La Streep è stata accontentata. Già in passato si era schierata su posizioni femministe, lamentando il maschilismo hollywoodiano, che paga meno le attrici, rischia poco sui ruoli difficili da affidare al “sesso debole” e poi si libera delle interpreti mature senza tanti complimenti. Con Suffragette, uscito nelle sale italiane il 3 marzo di quest’anno, Meryl Streep ha potuto affrontare il tema dell’uguaglianza tra uomo e donna andando direttamente alle origini. Dove il problema non era certo la mancanza di un ruolo in un film, ma quello più serio del diritto al voto e, in generale, di una condizione femminile fortemente svantaggiata.

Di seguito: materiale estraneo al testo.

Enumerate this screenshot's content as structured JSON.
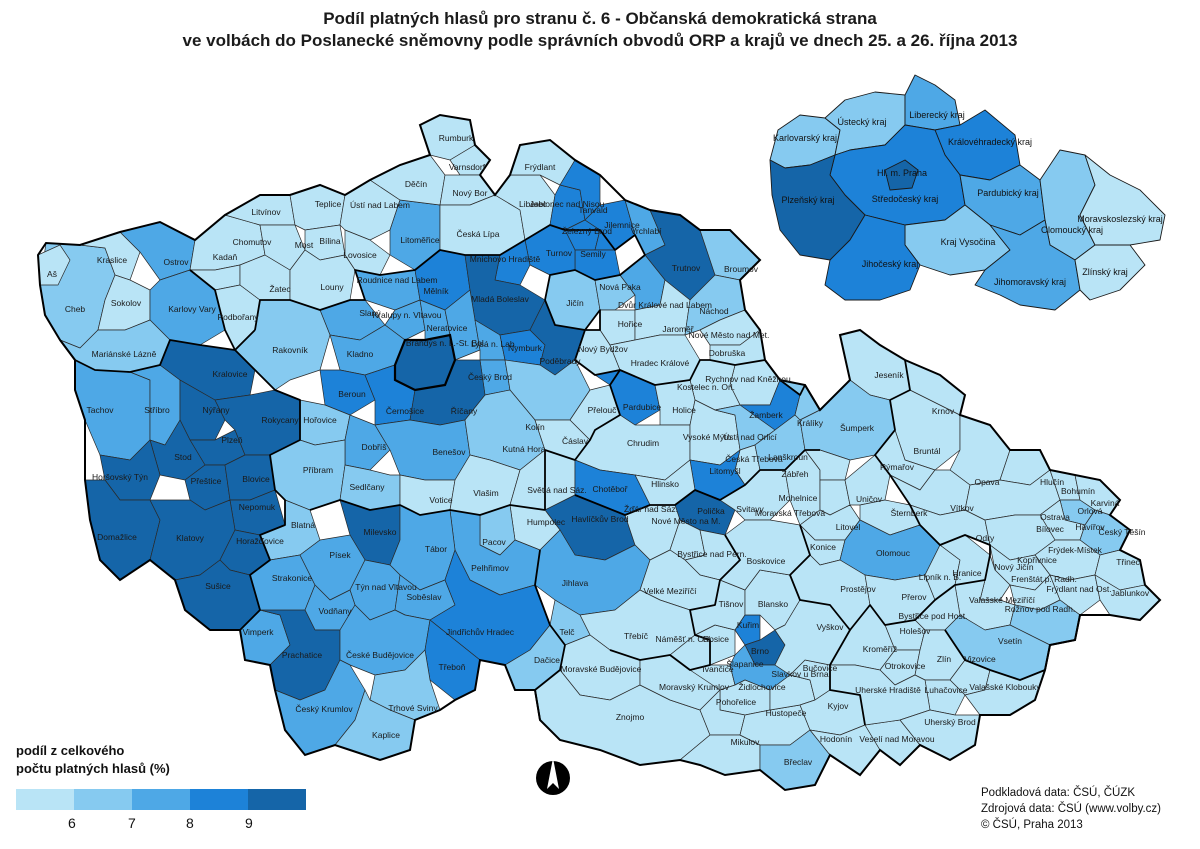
{
  "title": {
    "line1": "Podíl platných hlasů pro stranu č. 6 - Občanská demokratická strana",
    "line2": "ve volbách do Poslanecké sněmovny podle správních obvodů ORP a krajů ve dnech 25. a 26. října 2013"
  },
  "colors": {
    "c1": "#b9e4f6",
    "c2": "#86caf0",
    "c3": "#4ea8e6",
    "c4": "#1d82d8",
    "c5": "#1565a8",
    "border": "#1a1a1a"
  },
  "legend": {
    "title_line1": "podíl z celkového",
    "title_line2": "počtu platných hlasů (%)",
    "breaks": [
      "6",
      "7",
      "8",
      "9"
    ],
    "classes": [
      "< 6",
      "6 - 7",
      "7 - 8",
      "8 - 9",
      "> 9"
    ]
  },
  "credits": {
    "line1": "Podkladová data: ČSÚ, ČÚZK",
    "line2": "Zdrojová data: ČSÚ (www.volby.cz)",
    "line3": "© ČSÚ, Praha 2013"
  },
  "north_arrow": "north-arrow-icon",
  "regions_labels": {
    "karlovarsky": "Karlovarský kraj",
    "ustecky": "Ústecký kraj",
    "liberecky": "Liberecký kraj",
    "kralovehradecky": "Královéhradecký kraj",
    "praha": "Hl. m. Praha",
    "stredocesky": "Středočeský kraj",
    "plzensky": "Plzeňský kraj",
    "pardubicky": "Pardubický kraj",
    "vysocina": "Kraj Vysočina",
    "olomoucky": "Olomoucký kraj",
    "moravskoslezsky": "Moravskoslezský kraj",
    "jihocesky": "Jihočeský kraj",
    "jihomoravsky": "Jihomoravský kraj",
    "zlinsky": "Zlínský kraj"
  },
  "orp_labels": [
    "Rumburk",
    "Varnsdorf",
    "Frýdlant",
    "Děčín",
    "Nový Bor",
    "Liberec",
    "Jablonec nad Nisou",
    "Tanvald",
    "Teplice",
    "Ústí nad Labem",
    "Česká Lípa",
    "Železný Brod",
    "Jilemnice",
    "Trutnov",
    "Vrchlabí",
    "Litvínov",
    "Chomutov",
    "Most",
    "Bílina",
    "Lovosice",
    "Litoměřice",
    "Mnichovo Hradiště",
    "Turnov",
    "Semily",
    "Aš",
    "Kraslice",
    "Ostrov",
    "Kadaň",
    "Žatec",
    "Roudnice nad Labem",
    "Mělník",
    "Mladá Boleslav",
    "Broumov",
    "Nová Paka",
    "Dvůr Králové nad Labem",
    "Jičín",
    "Cheb",
    "Sokolov",
    "Karlovy Vary",
    "Louny",
    "Slaný",
    "Kralupy n. Vltavou",
    "Neratovice",
    "Podbořany",
    "Hořice",
    "Jaroměř",
    "Náchod",
    "Mariánské Lázně",
    "Rakovník",
    "Kladno",
    "Brandýs n. L.-St. Bol.",
    "Lysá n. Lab.",
    "Nymburk",
    "Nový Bydžov",
    "Nové Město nad Met.",
    "Dobruška",
    "Kralovice",
    "Poděbrady",
    "Hradec Králové",
    "Český Brod",
    "Rychnov nad Kněžnou",
    "Kostelec n. Orl.",
    "Tachov",
    "Stříbro",
    "Nýřany",
    "Beroun",
    "Černošice",
    "Říčany",
    "Kolín",
    "Přelouč",
    "Pardubice",
    "Holice",
    "Žamberk",
    "Králíky",
    "Rokycany",
    "Plzeň",
    "Hořovice",
    "Ústí nad Orlicí",
    "Jeseník",
    "Stod",
    "Dobříš",
    "Benešov",
    "Kutná Hora",
    "Čáslav",
    "Chrudim",
    "Vysoké Mýto",
    "Česká Třebová",
    "Lanškroun",
    "Šumperk",
    "Horšovský Týn",
    "Přeštice",
    "Blovice",
    "Příbram",
    "Sedlčany",
    "Votice",
    "Vlašim",
    "Světlá nad Sáz.",
    "Chotěboř",
    "Hlinsko",
    "Litomyšl",
    "Zábřeh",
    "Bruntál",
    "Krnov",
    "Rýmařov",
    "Domažlice",
    "Nepomuk",
    "Havlíčkův Brod",
    "Svitavy",
    "Polička",
    "Mohelnice",
    "Uničov",
    "Opava",
    "Hlučín",
    "Bohumín",
    "Karviná",
    "Klatovy",
    "Horažďovice",
    "Blatná",
    "Milevsko",
    "Tábor",
    "Humpolec",
    "Pacov",
    "Žďár nad Sáz.",
    "Nové Město na M.",
    "Moravská Třebová",
    "Litovel",
    "Šternberk",
    "Vítkov",
    "Ostrava",
    "Orlová",
    "Havířov",
    "Český Těšín",
    "Pelhřimov",
    "Jihlava",
    "Bystřice nad Pern.",
    "Boskovice",
    "Konice",
    "Olomouc",
    "Bílovec",
    "Frýdek-Místek",
    "Třinec",
    "Sušice",
    "Strakonice",
    "Písek",
    "Týn nad Vltavou",
    "Soběslav",
    "Velké Meziříčí",
    "Prostějov",
    "Hranice",
    "Odry",
    "Kopřivnice",
    "Nový Jičín",
    "Frenštát p. Radh.",
    "Frýdlant nad Ost.",
    "Jablunkov",
    "Vimperk",
    "Vodňany",
    "Tišnov",
    "Blansko",
    "Přerov",
    "Lipník n. B.",
    "Valašské Meziříčí",
    "Rožnov pod Radh.",
    "Bystřice pod Host.",
    "Holešov",
    "Jindřichův Hradec",
    "Třebíč",
    "Náměšť n. Osl.",
    "Rosice",
    "Kuřim",
    "Brno",
    "Šlapanice",
    "Vyškov",
    "Kroměříž",
    "Vsetín",
    "Prachatice",
    "České Budějovice",
    "Telč",
    "Dačice",
    "Moravské Budějovice",
    "Ivančice",
    "Pohořelice",
    "Slavkov u Brna",
    "Bučovice",
    "Otrokovice",
    "Zlín",
    "Vizovice",
    "Třeboň",
    "Židlochovice",
    "Kyjov",
    "Uherské Hradiště",
    "Luhačovice",
    "Valašské Klobouky",
    "Český Krumlov",
    "Trhové Sviny",
    "Znojmo",
    "Moravský Krumlov",
    "Hustopeče",
    "Hodonín",
    "Uherský Brod",
    "Kaplice",
    "Mikulov",
    "Břeclav",
    "Veselí nad Moravou"
  ]
}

Il film, ambientato nella Londra dei primi decenni del secolo XX, narra della lotta coraggiosa di alcune donne perché il diritto di voto non fosse appannaggio dei soli uomini. La battaglia non sarà breve, né facile: la possibilità di votare sarà ottenuta solo più tardi, nel 1928, e le proteste saranno anche corredate da azioni violente. Il termine “suffragette” si riferisce proprio a queste donne che si sono battute nel mondo anglosassone per il diritto di voto (suffragio). In realtà, rispetto all’azione del film, il movimento delle suffragette fa la sua comparsa diversi anni prima, nel 1869, e nel 1897 viene costituito il National Union of Women’s Suffrage, fondato da Millicent Fawcett. Questa donna cercava di richiamare anche gli uomini perché potessero sostenere le rivendicazioni femminili. Quello che in fondo, oggi, si propone di fare la campagna #heforshe, portata avanti dall’UN Women (United Nations Entity for Gender Equality and the Empowerment of Women), per il raggiungimento dell’uguaglianza di genere: il coinvolgimento degli uomini, oggi come allora, sembra essenziale – secondo molte femministe – per arrivare ad un cambiamento di mentalità. Solo facendo leva sugli uomini più sensibili al tema, secondo loro, sarà possibile per le donne raggiungere la parità.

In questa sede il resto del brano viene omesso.